01 juin 2018

Jazz de chambre au Triton…


Olivier Calmel est présent sur tous les fronts : de la musique classique (Opus 23 – Music For A Gene) aux œuvres pour Brass Band (Créations), en passant par la musique de film, le conte musical (Cinematics), le jazz ([OC Quartet])… Le 25 mai, c’est avec le sextet Double Celli que Calmel se produit sur la scène du Triton.

Calmel commence par former le quintet Cordes Croisés en 2011, avec Aurélien Guyot au violon, Xavier Phillips et Clément Petit aux violoncelles et Jean-Baptiste Perraudin aux percussions. En 2014, Johan Renard, à la place de Guyot, et Frédéric Eymard, à l’alto, rejoignent la formation, qui s’appelle désormais Double Celli. En 2016, Antoine Banville succède à Perraudin derrière les fûts.


Le programme du concert reprend des morceaux du répertoire d’Immatériel, sorti en novembre 2017 chez Klarthe Records. Certaines compositions figurent déjà sur Empreintes ([OC Quartet] – 2007) : « Le Hongrois déraille » (hommage à Béla Bartók), « Epistrophe » (clin d’œil à Thelonious Monk), « Prélude des cinq rameaux » (dérivé d’un prélude du compositeur Roger Calmel, le père d’Olivier) et « Au lever ». « Submergés », pour sa part, a été composé pour le documentaire éponyme sur les inondations de Draguignan, sorti en 2011. « Immatériel », « Pour El Ho » (signé Banville), « Final Opus » et « La générosité n’attend pas » n'avaient pas encore été enregistrés. Quant à « Il Palio », joué pendant le concert, mais pas sur Immatériel, il est tiré de Mafate ([OC Quartet] – 2004).

A première vue, l’instrumentation choisie par Calmel laisse penser que Double Celli juxtapose un trio jazz (piano – violoncelle électrifié – batterie) et un trio à cordes classique (violon – alto – violoncelle), mais à l’écoute, ce n’est pas le cas : il s’agit bien d’un sextet et, en dehors de Phillips, les cinq autres musiciens sont des jazzmen patentés. Double Celli propose du jazz de chambre certes, mais certainement pas du cross-over sirupeux !


Calmel écrit des mélodies élégantes (« Immatériel ») dans un esprit musique contemporaine (« Final Opus ») ou un style début vingtième (« Prélude des cinq rameaux »), dans une veine lyrique (« Submergés »), voire cinématographique (« La générosité n’attend pas »), avec des touches moyen-orientales (« Le Hongrois déraille »).
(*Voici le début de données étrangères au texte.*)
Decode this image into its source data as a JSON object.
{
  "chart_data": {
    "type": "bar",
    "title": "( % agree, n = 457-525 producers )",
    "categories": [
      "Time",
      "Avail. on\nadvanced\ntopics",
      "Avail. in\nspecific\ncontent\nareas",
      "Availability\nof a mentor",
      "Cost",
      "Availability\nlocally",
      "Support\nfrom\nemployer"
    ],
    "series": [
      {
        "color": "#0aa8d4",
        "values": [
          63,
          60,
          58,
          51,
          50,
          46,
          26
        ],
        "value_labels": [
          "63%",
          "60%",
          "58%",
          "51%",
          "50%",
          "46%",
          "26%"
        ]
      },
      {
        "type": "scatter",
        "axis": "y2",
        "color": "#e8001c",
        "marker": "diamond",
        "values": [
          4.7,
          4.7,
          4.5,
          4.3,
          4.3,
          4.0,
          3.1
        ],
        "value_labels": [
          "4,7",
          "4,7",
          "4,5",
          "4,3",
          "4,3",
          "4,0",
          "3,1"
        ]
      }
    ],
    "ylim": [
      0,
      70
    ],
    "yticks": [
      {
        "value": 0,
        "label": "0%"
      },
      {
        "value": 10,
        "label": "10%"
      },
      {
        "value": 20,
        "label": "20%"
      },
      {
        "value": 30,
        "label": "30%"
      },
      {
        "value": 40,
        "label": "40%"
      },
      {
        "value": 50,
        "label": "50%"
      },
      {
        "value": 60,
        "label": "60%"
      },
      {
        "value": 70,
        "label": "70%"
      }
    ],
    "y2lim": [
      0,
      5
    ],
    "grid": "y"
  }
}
L’architecture des morceaux est soignée : souvent, après une exposition du thème qui évoque la musique classique, la batterie, le piano ou le violoncelle électrique (qui navigue entre basse et soliste) lance le sextet dans des développements énergiques (« Epistrophe »). Les croisements de voix (« Immatériel »), les contrepoints (« Le Hongrois déraille »), les dialogues recherchés (« Pour El Ho »), les unissons virtuoses (« Final Opus »)… tiennent plutôt de la musique classique. Mais le sextet s’appuie sur des rythmes enlevés et une pulsation soutenue venus droit du jazz, avec des pizzicatos frétillants (« Au lever »), des poly-rythmes foisonnants (« Pour El Ho »), des boucles lancinantes (« Epistrophe »), des syncopes chaloupées (Il Palio ») et des riffs entraînants (« Immatériel »). La musique circule d’un musicien à l’autre et les instruments changent de registre au grès des morceaux, sans qu’aucun n’accapare le devant de la scène. Etant donnée la composition du sextet, les textures sonores jouent également un rôle clé dans la musique de Double Celli : contraste entre les cordes pincées, frottées ou frappées, osmose du violoncelle acoustique (quel son ! il faut dire que Phillips joue sur un Matteo Gofriller de 1710…) et du violoncelle électrifié, timbre chaleureux des percussions…

Calmel et son Double Celli explorent les confins du jazz et de la musique contemporaine sans se soucier des frontières, une musique apatride pleine de vitalité et salutaire par les temps qui courent ! Bravo.